Vivere così il matrimonio e la vita di famiglia è essere salvati e san­tificati nella realtà che si vive, è dar senso alla vita quotidiana dell'uo­mo, vita assunta da Cristo; ma è anche rendere testimonianza al Risor­to che vive in noi.

Giovanni, l'evangelista e uno dei due discepoli, scrivendo questo fatto più di ottant'anni dopo, ricorda che «erano circa le quattro del pomeriggio». Un particolare banale diventa importante, perché è l'ora di Gesù.

Nella famiglia sacramentale Gesù è presente, non soprattutto nei gesti solenni del culto compiuti in Chiesa e neanche soltanto nei mo­menti di preghiera — la liturgia e la preghiera sono luoghi di presenza di Gesù per tutti, coniugati e non, nella famiglia o fuori — ma nella realtà umana della famiglia stessa: è l'amore concreto, quotidiano dei coniugi, che ispira, guida e sostiene tutti i comportamenti dei figli e, in qualche modo, li genera continuamente; è quest'amore concreto, fatto di parole, di gesti, di sudore, di gioia e di dolore, che è luogo di presen­za, luogo di rivelazione di Gesù e del suo amore per la Chiesa e per l'uomo. Gesù non è solo nel tempio, è su tutte le strade della famiglia, in ogni gesto e in ogni momento.

6. Un'ultima parola. Giovanni e Andrea dicono a Pietro che hanno trovato Gesù; e poi lo dicono a Filippo, loro compaesano, e questi a Natanaele...

Cosa vogliono dire questi fatti? Vogliono dire che la grazia di Gesù, contenuta nella famiglia, non la potete tenere per voi. Questa grazia è un pane che va spezzato, come ha fatto Gesù alla moltiplicazione dei pani.

Con chi va spezzato? Papà e mamme: con i figli. Quando voi parla­te dell’amor di Dio ai vostri figli, quando parlate loro di Gesù, quando cercate di far capire il vangelo, anche ai più grandi, c'è una grazia in voi, che nessuno ha. E se non vi ascoltano e voi piangete, il vostro pian­to è il pianto di Dio sui suoi figli, è il pianto di Gesù su di noi: «Ecco l’Agnello di Dio!» (Gv 1,36).

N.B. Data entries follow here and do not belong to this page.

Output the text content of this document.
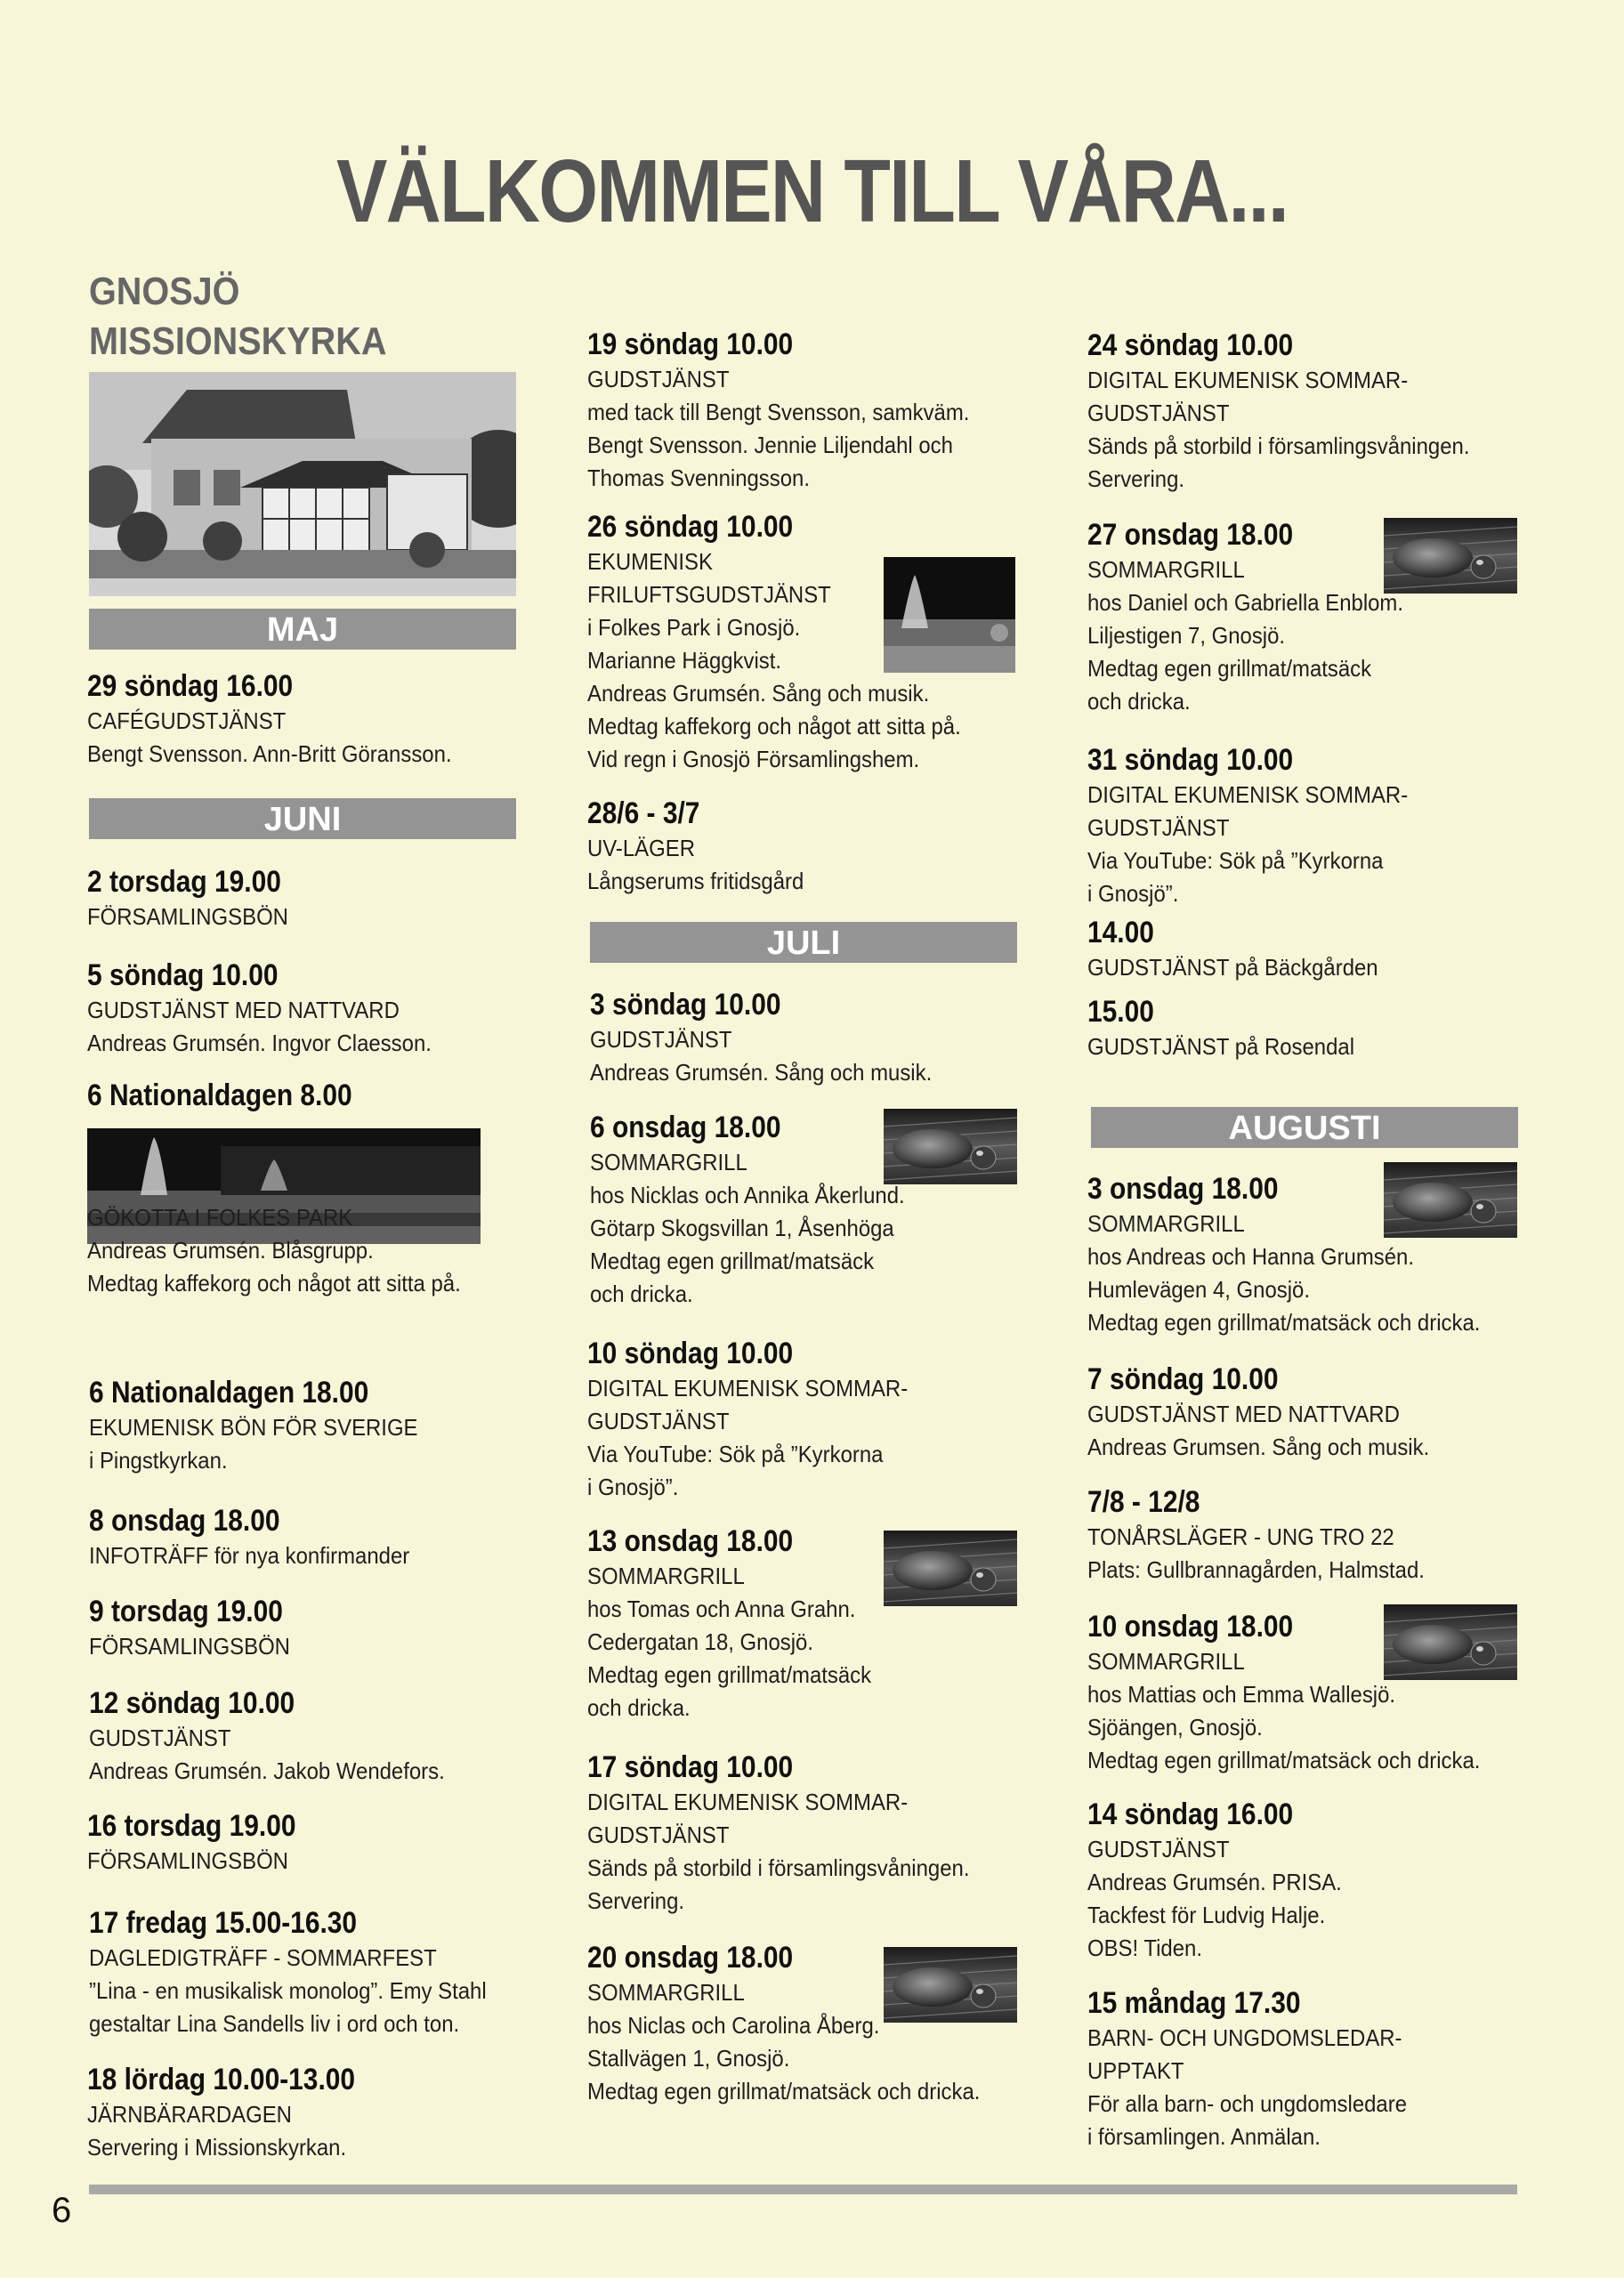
VÄLKOMMEN TILL VÅRA...
GNOSJÖ
MISSIONSKYRKA
MAJ
JUNI
JULI
AUGUSTI
29 söndag 16.00
CAFÉGUDSTJÄNST
Bengt Svensson. Ann-Britt Göransson.
2 torsdag 19.00
FÖRSAMLINGSBÖN
5 söndag 10.00
GUDSTJÄNST MED NATTVARD
Andreas Grumsén. Ingvor Claesson.
6 Nationaldagen 8.00
GÖKOTTA I FOLKES PARK
Andreas Grumsén. Blåsgrupp.
Medtag kaffekorg och något att sitta på.
6 Nationaldagen 18.00
EKUMENISK BÖN FÖR SVERIGE
i Pingstkyrkan.
8 onsdag 18.00
INFOTRÄFF för nya konfirmander
9 torsdag 19.00
FÖRSAMLINGSBÖN
12 söndag 10.00
GUDSTJÄNST
Andreas Grumsén. Jakob Wendefors.
16 torsdag 19.00
FÖRSAMLINGSBÖN
17 fredag 15.00-16.30
DAGLEDIGTRÄFF - SOMMARFEST
”Lina - en musikalisk monolog”. Emy Stahl
gestaltar Lina Sandells liv i ord och ton.
18 lördag 10.00-13.00
JÄRNBÄRARDAGEN
Servering i Missionskyrkan.
19 söndag 10.00
GUDSTJÄNST
med tack till Bengt Svensson, samkväm.
Bengt Svensson. Jennie Liljendahl och
Thomas Svenningsson.
26 söndag 10.00
EKUMENISK
FRILUFTSGUDSTJÄNST
i Folkes Park i Gnosjö.
Marianne Häggkvist.
Andreas Grumsén. Sång och musik.
Medtag kaffekorg och något att sitta på.
Vid regn i Gnosjö Församlingshem.
28/6 - 3/7
UV-LÄGER
Långserums fritidsgård
3 söndag 10.00
GUDSTJÄNST
Andreas Grumsén. Sång och musik.
6 onsdag 18.00
SOMMARGRILL
hos Nicklas och Annika Åkerlund.
Götarp Skogsvillan 1, Åsenhöga
Medtag egen grillmat/matsäck
och dricka.
10 söndag 10.00
DIGITAL EKUMENISK SOMMAR-
GUDSTJÄNST
Via YouTube: Sök på ”Kyrkorna
i Gnosjö”.
13 onsdag 18.00
SOMMARGRILL
hos Tomas och Anna Grahn.
Cedergatan 18, Gnosjö.
Medtag egen grillmat/matsäck
och dricka.
17 söndag 10.00
DIGITAL EKUMENISK SOMMAR-
GUDSTJÄNST
Sänds på storbild i församlingsvåningen.
Servering.
20 onsdag 18.00
SOMMARGRILL
hos Niclas och Carolina Åberg.
Stallvägen 1, Gnosjö.
Medtag egen grillmat/matsäck och dricka.
24 söndag 10.00
DIGITAL EKUMENISK SOMMAR-
GUDSTJÄNST
Sänds på storbild i församlingsvåningen.
Servering.
27 onsdag 18.00
SOMMARGRILL
hos Daniel och Gabriella Enblom.
Liljestigen 7, Gnosjö.
Medtag egen grillmat/matsäck
och dricka.
31 söndag 10.00
DIGITAL EKUMENISK SOMMAR-
GUDSTJÄNST
Via YouTube: Sök på ”Kyrkorna
i Gnosjö”.
14.00
GUDSTJÄNST på Bäckgården
15.00
GUDSTJÄNST på Rosendal
3 onsdag 18.00
SOMMARGRILL
hos Andreas och Hanna Grumsén.
Humlevägen 4, Gnosjö.
Medtag egen grillmat/matsäck och dricka.
7 söndag 10.00
GUDSTJÄNST MED NATTVARD
Andreas Grumsen. Sång och musik.
7/8 - 12/8
TONÅRSLÄGER - UNG TRO 22
Plats: Gullbrannagården, Halmstad.
10 onsdag 18.00
SOMMARGRILL
hos Mattias och Emma Wallesjö.
Sjöängen, Gnosjö.
Medtag egen grillmat/matsäck och dricka.
14 söndag 16.00
GUDSTJÄNST
Andreas Grumsén. PRISA.
Tackfest för Ludvig Halje.
OBS! Tiden.
15 måndag 17.30
BARN- OCH UNGDOMSLEDAR-
UPPTAKT
För alla barn- och ungdomsledare
i församlingen. Anmälan.
6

Con chi va spezzato? Con i fratelli e le sorelle della comunità cri­stiana, con i giovani incamminati al matrimonio. Cari coniugi che mi ascoltate: la comunità ha bisogno di voi, che usciate dal privatismo, che vi mettiate a servizio degli altri. Fate il sacrificio di prepararvi per poter servire chi ha bisogno, per spezzare loro il pane della lieta notizia del matrimonio cristiano.

Ma non vedete che i giovani non lo sanno più? Vivono in un mondo dove Dio è stato cancellato: o vedranno Dio in voi, o lo sentiranno da voi, o non incontreranno mai Dio e del matrimonio avranno l'idea che ha il mondo, non quella che Dio ha rivelato in Cristo e ha consegnato a voi.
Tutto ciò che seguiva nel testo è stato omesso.